For these reasons it is not so surprising that a new form of limb girdle muscular dystrophy was first discovered in a large Brasilian family by a research team in Sao Paulo, Brasilia, three years ago. Hereditary diseases were not known in the parents or their relatives, but nevertheless six out of eight children were struck down by a new form of muscular dystrophy. Bringing up six children suffering from this progressive disease can only be considered a nightmare, but the sophisticated analysis of this family has lead to an important medical breakthrough.

The Brasilian research team headed by M. Rita Passos-Bueno was first able to draw clear dividing lines between this muscular disease and other limb girdle muscular dystrophies and to localize the genetic defect in a new area on chromosome 17. Because of the small number of informative family members it was not possible to define narrow boundaries for the region of interest.

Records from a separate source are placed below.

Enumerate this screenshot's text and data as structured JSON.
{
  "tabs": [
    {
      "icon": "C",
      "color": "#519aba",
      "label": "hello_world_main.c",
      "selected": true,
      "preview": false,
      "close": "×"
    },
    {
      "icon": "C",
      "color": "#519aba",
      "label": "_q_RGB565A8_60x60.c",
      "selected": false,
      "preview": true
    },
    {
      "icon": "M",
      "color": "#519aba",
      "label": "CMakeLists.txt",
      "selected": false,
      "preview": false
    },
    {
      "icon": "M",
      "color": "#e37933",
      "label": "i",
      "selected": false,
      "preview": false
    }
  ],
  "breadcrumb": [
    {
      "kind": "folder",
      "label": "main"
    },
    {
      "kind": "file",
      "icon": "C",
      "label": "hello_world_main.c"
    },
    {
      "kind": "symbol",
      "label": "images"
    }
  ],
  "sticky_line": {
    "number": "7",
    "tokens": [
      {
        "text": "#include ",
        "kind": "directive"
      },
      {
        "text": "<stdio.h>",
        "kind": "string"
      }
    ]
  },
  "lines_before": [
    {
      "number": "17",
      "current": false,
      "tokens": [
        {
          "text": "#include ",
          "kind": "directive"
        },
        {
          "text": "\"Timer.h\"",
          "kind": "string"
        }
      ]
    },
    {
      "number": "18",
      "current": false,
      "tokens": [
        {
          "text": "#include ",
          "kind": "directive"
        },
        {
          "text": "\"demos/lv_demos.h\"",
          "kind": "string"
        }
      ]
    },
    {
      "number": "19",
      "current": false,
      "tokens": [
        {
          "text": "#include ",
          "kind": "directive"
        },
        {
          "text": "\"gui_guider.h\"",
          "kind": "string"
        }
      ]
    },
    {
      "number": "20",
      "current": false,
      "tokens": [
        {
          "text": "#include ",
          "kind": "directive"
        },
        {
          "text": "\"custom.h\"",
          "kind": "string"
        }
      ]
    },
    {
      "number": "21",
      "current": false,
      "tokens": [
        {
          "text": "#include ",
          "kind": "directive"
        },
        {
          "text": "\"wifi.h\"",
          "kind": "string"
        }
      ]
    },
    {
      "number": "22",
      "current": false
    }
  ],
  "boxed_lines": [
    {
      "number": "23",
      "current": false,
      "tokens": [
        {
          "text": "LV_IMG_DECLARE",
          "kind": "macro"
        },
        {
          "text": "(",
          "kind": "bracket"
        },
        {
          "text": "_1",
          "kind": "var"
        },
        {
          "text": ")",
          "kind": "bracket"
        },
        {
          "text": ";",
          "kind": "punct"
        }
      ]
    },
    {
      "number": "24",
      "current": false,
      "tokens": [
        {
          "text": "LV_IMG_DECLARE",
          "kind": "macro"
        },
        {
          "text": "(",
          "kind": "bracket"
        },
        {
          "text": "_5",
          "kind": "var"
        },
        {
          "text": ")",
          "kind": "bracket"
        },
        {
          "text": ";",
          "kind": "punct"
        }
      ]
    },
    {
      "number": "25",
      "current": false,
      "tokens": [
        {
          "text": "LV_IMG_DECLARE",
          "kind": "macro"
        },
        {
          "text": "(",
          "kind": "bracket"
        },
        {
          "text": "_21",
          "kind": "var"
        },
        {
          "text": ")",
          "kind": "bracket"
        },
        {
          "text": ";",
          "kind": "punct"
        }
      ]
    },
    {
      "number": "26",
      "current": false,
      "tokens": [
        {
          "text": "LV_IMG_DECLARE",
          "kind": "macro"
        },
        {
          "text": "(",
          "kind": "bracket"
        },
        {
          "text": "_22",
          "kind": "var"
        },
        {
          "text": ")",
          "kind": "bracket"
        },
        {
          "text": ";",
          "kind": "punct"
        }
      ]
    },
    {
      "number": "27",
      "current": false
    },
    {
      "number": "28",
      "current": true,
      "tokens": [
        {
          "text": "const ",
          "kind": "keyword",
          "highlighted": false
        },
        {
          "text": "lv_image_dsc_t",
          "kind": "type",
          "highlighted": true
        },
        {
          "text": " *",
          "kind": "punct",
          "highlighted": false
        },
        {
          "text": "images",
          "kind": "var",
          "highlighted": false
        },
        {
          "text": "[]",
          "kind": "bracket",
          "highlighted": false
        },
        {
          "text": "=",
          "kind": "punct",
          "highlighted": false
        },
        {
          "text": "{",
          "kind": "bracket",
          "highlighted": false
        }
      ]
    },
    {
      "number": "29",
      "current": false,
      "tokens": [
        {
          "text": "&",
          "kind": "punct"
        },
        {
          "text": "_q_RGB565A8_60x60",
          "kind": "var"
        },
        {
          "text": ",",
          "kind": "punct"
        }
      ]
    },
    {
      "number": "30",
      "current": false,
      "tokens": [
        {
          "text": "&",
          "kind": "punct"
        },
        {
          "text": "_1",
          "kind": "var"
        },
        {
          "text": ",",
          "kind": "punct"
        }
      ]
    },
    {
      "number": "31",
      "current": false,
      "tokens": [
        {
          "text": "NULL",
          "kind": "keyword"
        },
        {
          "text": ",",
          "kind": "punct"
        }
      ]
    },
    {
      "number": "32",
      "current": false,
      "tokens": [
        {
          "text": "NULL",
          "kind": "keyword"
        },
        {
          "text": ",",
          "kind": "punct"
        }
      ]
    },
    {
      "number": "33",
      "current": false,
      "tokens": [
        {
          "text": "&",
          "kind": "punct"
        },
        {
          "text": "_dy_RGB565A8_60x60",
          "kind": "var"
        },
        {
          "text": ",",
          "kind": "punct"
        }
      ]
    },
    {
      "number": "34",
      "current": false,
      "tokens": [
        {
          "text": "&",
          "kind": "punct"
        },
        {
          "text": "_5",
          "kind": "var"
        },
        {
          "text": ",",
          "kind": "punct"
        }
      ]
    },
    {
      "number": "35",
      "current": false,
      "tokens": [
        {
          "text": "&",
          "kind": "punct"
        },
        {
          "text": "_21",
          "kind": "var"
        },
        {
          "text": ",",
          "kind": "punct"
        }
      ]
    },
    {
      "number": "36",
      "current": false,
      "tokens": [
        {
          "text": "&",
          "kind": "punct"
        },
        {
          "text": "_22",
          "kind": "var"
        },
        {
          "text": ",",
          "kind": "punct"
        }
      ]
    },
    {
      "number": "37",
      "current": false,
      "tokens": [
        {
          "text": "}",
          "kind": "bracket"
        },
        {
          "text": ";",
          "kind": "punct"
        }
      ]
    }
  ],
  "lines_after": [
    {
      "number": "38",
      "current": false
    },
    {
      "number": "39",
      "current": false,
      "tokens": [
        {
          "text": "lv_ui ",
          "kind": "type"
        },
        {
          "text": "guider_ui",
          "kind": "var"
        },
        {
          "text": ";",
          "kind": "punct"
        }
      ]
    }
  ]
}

Fortunately, Dieter Jenne from the Department of Neuroimmunologiy at the Max Planck Institute of Neurobiology and his technicians Heike Reimann, Antje Nilforoushan and Lisa Stegmann, have developed an almost complete physical map with many landmarks and milestones for this large portion of chromosome 17 last work. This work opened him the way to identify and assemble most of the genes from this region using many bits of information that are deposited in various databases of the internet like pieces of an unsolved huge jigsaw puzzle. In the end he was convinced of having identified one little mosaik piece for which six of the eight children had inherited two bad copies from their parents.

The predicted alteration of the mosaik piece was subsequently verified and conclusively demonstrated in a collaboration with Dr. Rita Passos-Bueno. Muscle biopsies and blood samples from patients were further investigated to disclose the complete absence of a small muscle protein whose DNA sequence was first reported by an Italian research group and named telethonin in honour of the Italian Telethon foundation.

The gene encoding telethonin evolved very late during vertebrate evolution. It is probably restricted to mammalian species and is the smallest muscle specific protein (19 kDa) known so far. Its protein levels are regulated by a variety of stimuli and endogenous factors. It sits like a cap on top of the largest known protein titin and shields the vulnerable end of this gigantic filamentous protein. For this reason it is also called T-cap in very recent publications. It most likely functions as an assembly and stabilization factor in longitudinal direction at the interface (Z-disc) between the smallest contractile units of a muscle fibre.

The current discovery of a causal relationship between mutations in the telethonin gene and a new form (LGMD2G) of limb girdle muscular dystrophy provides new diagnostic and therapeutic strategies for degenerative muscle diseases. Screening for faulty telethonin copies will permit an early definite diagnosis and a solid genetic counseling of families with one affected child. Overproduction of telethonin by somatic gene therapy may mitigate the severity and breakdown of muscle tissue in patients with specific telethonin defects, but patients suffering from other forms of muscular dystrophies may also benefit from telethonin-based new therapies.